PW: Though you're best known by your pseudonym Edward Marston, you're really Keith Miles, originally from Wales. Have you written much under your own name?

KM: I was writing for shows in high school, a boys' grammar school in South Wales, and while at Oxford in the late '50s and early '60s, I performed, wrote and directed with the Oxford University Dramatic Society. Later I was a history lecturer at Oxford, and even taught drama at a maximum security prison in Birmingham for a while.

PW: Your first mysteries were about golf. Are you an avid golfer yourself?

KM: I've enjoyed the game since I played "pitch and putt" as a teenager. The four golf mysteries written between 1986 and 1991 took Alan Saxon, a professional golfer, to the British Open championship in four different countries. Since they were written in the first person, I had to go with him, a most enjoyable experience. Under another pseudonym, Martin Inigo, I wrote a fifth golf mystery and a tennis mystery in 1991.

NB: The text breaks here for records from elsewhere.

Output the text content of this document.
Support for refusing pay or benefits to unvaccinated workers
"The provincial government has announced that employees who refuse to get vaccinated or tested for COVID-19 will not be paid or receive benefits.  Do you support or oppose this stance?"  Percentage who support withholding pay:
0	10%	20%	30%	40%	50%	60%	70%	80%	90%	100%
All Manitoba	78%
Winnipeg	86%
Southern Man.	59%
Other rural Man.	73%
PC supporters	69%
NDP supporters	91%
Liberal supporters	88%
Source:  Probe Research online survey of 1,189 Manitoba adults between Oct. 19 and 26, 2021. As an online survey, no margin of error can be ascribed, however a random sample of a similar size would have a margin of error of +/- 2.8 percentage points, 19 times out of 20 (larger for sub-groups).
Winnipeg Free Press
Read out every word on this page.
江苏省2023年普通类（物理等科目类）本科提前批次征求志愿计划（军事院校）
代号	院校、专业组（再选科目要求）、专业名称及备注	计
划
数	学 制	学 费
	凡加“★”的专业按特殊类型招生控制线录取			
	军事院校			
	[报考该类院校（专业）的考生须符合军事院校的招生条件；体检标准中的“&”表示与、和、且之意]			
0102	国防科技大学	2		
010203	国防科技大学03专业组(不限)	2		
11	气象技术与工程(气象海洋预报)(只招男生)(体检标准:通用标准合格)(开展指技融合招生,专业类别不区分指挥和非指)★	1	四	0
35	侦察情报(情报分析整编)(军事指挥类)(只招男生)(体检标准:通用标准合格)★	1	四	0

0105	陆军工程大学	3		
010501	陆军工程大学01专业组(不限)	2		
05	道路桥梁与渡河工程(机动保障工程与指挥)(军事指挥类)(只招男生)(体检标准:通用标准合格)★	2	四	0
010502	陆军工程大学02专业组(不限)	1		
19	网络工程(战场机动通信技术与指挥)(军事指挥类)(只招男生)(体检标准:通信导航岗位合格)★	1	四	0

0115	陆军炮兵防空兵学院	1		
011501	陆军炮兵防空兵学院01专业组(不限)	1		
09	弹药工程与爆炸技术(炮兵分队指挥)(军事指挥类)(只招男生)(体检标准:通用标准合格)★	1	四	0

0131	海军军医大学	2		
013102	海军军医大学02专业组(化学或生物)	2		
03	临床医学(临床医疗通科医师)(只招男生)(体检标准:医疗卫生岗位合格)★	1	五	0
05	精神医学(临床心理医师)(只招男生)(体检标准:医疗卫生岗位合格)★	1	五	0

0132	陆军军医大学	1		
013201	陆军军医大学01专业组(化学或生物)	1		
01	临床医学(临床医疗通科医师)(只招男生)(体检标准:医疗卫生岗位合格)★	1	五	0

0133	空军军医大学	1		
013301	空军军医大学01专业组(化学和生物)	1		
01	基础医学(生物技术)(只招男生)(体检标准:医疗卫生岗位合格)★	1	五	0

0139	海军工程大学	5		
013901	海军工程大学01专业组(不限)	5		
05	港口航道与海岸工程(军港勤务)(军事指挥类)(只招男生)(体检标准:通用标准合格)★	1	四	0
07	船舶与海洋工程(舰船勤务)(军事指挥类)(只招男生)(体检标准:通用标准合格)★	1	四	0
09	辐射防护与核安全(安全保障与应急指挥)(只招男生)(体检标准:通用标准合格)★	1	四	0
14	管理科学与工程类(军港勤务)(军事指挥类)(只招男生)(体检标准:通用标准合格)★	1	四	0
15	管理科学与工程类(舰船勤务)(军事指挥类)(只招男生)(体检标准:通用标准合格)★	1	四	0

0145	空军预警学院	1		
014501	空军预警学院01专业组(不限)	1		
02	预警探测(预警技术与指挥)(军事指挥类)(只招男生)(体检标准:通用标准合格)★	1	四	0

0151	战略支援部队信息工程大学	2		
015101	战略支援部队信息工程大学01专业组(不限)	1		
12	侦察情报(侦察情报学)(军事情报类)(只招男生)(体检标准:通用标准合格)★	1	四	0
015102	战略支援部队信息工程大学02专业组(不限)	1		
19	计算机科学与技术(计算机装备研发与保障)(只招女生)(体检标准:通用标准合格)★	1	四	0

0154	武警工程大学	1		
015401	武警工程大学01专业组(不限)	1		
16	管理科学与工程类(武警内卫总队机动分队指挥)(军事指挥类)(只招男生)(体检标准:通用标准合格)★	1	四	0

PW: What prompted you to write another golf mystery after a 10-year gap?

KM: I was giving a talk at the Poisoned Pen Bookstore [in Scottsdale, Ariz.] when someone in the audience asked me when I was going to write another Saxon novel. "As soon as a publisher makes me an offer," I replied and—lo and behold!—Barbara Peters of Poisoned Pen Press did so there and then. The result was Bermuda Grass.

PW: How many more pseudonyms do you have?

KM: Just one, Conrad Allen, after my son, Conrad. As Allen, I've written three novels about George Dillman and his wife, Genevieve, who solve murders on ships of the Cunard line.

PW: Tell us something about the historical series you write as Edward Marston.

KM: The first is the Domesday series, so-called because the heroes are two of William the Conqueror's "Domesday" surveyors, Gervase Bret and Ralph Delchard, who travel the 34 counties covered by the Domesday book to determine and to collect the king's taxes. Every county they visit presents them with a problem to solve, usually involving murder. I'll probably not get through all 34 counties, even if I write three a year as I did in 1998.

PW: How do you manage to produce two or three mysteries a year on average?

KM: Good organization. I spent 10 years writing radio and TV drama. It was a rigorous discipline. You simply have to deliver the goods up to standard and to a strict deadline. The writing is the easy part. What takes time is the research. I spend ages in various libraries or out on location so that I have all the relevant material to hand. Moving from one series to another is a tremendous help. It's so refreshing to be able to deal with a new set of characters in a different location and time zone. A change is indeed as good as a rest.

PW: Your second historical series is set in Elizabethan England, isn't it?

KM: This series is about an Elizabethan theater company, Westfield's Men, whose bookkeeper and stage manager, Nicholas Bracewell, is responsible for the plays and the players.

PW: How about the two architect series—three centuries apart?

KM: Merlin Richards is my first Welsh protagonist, an immigrant architect who is inspired by Frank Lloyd Wright. Another architect, Christopher Redmayne, is featured in The King's Evil, which opens with the Great Fire of 1666.

PW: What are you currently working on?

KM:The Vagabond Clown, the latest in the Nicholas Bracewell series. For 30 years I lived near Stratford-on-Avon and never missed a season. I've also acted in or directed many plays by Shakespeare and his contemporaries, so it's a world in which I feel really comfortable. And it's not as far removed from golf as you may think. Mary, Queen of Scots played golf in Scotland until she acquired the insurmountable handicap of losing her head.